Sunday afternoon, Bill attended his second AA meeting. Different people led the meeting and spoke at the meeting, but the coffee and donuts were there and it was time out of the cell. On the way out Bill copped two extra donuts for eating later. He reasoned that they were left over anyway and he was in need so…He drank coffee and looked around and didn’t hear a word that was being said. Oh, his ears heard the words and his mind heard the words, but he didn’t process them. If anything, like at the first meeting a week ago, he stored the words and stockpiled the message.
Then it was back to work on Monday. Monday was Day Thirteen. Monday was just another day like any other work day and went by like any other work day. There was no early inmate arrival so no early morning guard show. They went off on time, same crew as Bill had started with. Bill drank chocolate milk for lunch and he had a soda that was given to him by the police at the range. He was also given a pack of cigarettes—that was just a gift, one each to each of the inmates.
Tuesday, Day Fourteen, brought a little surprise. When they got to the range, Bill was escorted inside the building where they actually put the bullets together, into the bullet factory. He was told that one of the inmates had been released, the slot had opened up and he was the one they assigned. He was told there was no choice involved, that this would be his next job.

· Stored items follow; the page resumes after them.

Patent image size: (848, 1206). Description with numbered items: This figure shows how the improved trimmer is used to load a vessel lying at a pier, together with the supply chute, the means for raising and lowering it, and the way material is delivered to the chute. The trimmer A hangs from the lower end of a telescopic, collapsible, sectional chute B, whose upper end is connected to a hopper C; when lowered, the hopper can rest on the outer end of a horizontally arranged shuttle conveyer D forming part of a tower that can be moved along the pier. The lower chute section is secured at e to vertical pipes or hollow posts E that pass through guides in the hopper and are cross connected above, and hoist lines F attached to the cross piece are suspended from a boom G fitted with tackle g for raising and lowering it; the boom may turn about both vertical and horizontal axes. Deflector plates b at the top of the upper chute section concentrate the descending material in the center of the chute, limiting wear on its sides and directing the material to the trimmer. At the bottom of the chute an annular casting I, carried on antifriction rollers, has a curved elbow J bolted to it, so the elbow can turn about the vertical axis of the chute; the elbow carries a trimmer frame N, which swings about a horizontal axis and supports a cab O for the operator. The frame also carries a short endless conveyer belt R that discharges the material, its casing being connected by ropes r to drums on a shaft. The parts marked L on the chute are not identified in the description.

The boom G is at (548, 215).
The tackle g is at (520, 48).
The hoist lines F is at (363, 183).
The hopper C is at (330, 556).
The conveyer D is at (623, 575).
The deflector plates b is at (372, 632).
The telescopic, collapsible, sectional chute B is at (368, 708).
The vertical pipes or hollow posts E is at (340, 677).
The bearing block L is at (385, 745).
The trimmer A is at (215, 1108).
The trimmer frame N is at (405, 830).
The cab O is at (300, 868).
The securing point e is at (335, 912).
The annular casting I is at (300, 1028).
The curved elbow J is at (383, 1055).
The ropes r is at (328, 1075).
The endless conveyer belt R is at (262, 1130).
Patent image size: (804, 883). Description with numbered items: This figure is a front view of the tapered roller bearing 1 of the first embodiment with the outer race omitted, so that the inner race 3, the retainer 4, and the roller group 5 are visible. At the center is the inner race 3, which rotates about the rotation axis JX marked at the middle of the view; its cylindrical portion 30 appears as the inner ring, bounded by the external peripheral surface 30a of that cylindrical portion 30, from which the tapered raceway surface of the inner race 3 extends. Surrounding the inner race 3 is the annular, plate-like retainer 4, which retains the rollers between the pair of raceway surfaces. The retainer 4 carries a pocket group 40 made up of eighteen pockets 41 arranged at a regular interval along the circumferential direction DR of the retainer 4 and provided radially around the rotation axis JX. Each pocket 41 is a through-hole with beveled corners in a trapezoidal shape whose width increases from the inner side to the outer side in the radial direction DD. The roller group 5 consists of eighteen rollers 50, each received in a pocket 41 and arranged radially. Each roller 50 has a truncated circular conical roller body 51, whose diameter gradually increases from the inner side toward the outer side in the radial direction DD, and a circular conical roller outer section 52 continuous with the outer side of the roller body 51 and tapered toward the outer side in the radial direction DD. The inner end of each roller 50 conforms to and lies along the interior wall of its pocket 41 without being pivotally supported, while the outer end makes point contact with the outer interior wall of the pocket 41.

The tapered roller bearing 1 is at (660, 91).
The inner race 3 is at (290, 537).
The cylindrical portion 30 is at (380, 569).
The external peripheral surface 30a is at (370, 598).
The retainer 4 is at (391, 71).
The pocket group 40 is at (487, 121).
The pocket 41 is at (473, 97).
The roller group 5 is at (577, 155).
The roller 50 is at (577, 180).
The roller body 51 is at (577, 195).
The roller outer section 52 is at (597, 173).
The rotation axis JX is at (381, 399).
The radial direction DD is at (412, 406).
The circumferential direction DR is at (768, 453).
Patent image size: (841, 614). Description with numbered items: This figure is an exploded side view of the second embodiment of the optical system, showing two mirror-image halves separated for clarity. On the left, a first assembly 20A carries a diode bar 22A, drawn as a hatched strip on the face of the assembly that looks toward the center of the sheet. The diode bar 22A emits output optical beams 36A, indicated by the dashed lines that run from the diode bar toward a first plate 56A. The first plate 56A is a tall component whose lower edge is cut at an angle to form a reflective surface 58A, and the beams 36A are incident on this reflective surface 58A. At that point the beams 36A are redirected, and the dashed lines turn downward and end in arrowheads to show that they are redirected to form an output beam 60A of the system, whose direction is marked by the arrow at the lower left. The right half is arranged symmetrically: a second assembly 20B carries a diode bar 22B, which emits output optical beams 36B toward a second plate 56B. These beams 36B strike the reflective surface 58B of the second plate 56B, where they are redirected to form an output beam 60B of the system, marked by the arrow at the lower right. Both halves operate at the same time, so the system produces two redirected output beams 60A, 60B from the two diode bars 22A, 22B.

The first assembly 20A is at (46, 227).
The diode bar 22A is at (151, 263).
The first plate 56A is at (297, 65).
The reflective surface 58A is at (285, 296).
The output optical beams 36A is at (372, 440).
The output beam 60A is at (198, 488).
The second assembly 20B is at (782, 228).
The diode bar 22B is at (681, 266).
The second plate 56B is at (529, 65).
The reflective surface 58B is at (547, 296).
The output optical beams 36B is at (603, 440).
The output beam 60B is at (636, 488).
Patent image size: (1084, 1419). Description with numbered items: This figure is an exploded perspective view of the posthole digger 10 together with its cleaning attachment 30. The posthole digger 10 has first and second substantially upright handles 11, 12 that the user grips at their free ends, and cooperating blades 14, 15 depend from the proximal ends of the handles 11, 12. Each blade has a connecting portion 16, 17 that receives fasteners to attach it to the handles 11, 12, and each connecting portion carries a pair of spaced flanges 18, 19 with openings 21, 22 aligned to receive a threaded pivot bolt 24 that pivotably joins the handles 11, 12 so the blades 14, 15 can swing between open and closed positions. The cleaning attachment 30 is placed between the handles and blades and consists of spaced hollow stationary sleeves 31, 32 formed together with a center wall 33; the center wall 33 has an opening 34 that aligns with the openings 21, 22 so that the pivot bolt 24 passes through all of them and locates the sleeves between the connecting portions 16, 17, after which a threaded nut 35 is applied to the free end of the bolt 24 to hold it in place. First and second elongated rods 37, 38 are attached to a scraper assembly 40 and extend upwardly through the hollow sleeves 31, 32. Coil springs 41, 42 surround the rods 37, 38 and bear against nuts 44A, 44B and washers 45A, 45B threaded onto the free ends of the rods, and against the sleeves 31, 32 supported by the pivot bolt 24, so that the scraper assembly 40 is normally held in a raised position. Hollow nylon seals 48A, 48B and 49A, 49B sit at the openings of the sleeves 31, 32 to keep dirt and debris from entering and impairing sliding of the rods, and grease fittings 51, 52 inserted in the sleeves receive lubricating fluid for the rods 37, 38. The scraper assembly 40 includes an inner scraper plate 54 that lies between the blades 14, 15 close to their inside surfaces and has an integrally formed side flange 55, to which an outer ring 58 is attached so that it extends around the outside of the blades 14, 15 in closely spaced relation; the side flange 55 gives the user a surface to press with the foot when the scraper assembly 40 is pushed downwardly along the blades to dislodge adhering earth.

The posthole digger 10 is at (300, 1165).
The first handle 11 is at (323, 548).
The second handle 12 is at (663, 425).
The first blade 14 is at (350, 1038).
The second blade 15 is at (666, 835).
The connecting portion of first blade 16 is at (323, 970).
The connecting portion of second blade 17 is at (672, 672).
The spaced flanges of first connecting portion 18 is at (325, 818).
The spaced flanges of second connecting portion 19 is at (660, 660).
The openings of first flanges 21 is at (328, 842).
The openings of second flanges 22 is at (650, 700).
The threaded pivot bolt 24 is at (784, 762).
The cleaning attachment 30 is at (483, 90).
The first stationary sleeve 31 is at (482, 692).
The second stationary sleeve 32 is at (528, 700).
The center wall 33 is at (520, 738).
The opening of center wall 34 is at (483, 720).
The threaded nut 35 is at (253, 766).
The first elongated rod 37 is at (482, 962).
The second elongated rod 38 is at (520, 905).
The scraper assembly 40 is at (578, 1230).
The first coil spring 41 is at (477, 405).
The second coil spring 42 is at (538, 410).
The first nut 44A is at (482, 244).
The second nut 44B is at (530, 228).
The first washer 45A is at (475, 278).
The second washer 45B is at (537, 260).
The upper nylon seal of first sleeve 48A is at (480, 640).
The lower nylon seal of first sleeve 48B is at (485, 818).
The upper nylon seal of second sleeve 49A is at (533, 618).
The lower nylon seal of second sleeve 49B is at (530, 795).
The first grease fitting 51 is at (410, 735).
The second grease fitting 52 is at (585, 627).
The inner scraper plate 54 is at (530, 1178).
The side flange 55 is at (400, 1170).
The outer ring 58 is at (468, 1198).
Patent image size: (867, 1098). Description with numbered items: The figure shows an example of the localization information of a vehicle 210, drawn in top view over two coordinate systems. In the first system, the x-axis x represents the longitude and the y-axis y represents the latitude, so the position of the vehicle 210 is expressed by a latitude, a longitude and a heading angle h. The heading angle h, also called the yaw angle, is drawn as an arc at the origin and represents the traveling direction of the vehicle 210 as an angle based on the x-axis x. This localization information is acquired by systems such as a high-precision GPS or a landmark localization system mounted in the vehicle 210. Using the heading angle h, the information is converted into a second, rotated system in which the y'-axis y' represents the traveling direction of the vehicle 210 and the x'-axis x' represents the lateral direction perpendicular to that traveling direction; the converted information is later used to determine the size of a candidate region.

For this job, he sat at a table on a production line. He was taught how to work the machine that pressed the tip of the bullet into its place. It was no big deal, really. The bullet parts were passed to him and all he had to do was set them in place and carefully pull the handle of the machine so that the thing—he didn’t know what to call it—came down and pressed the parts together. Then he took the completed bullet and put it into the racks that were provided. Each bullet was inspected by a trained, police officer bullet maker before any bullet was used. Any item that did not pass muster was removed. These bullets were only used on the practice ranges. Bullets used anywhere by the police department on the job were all store bought and top quality.
This new job had its perks, as Bill would learn. It also had its negatives since Bill soon discovered a new set of blisters from the repetition on the handle of the machine. Maybe that was purposefully designed, he thought.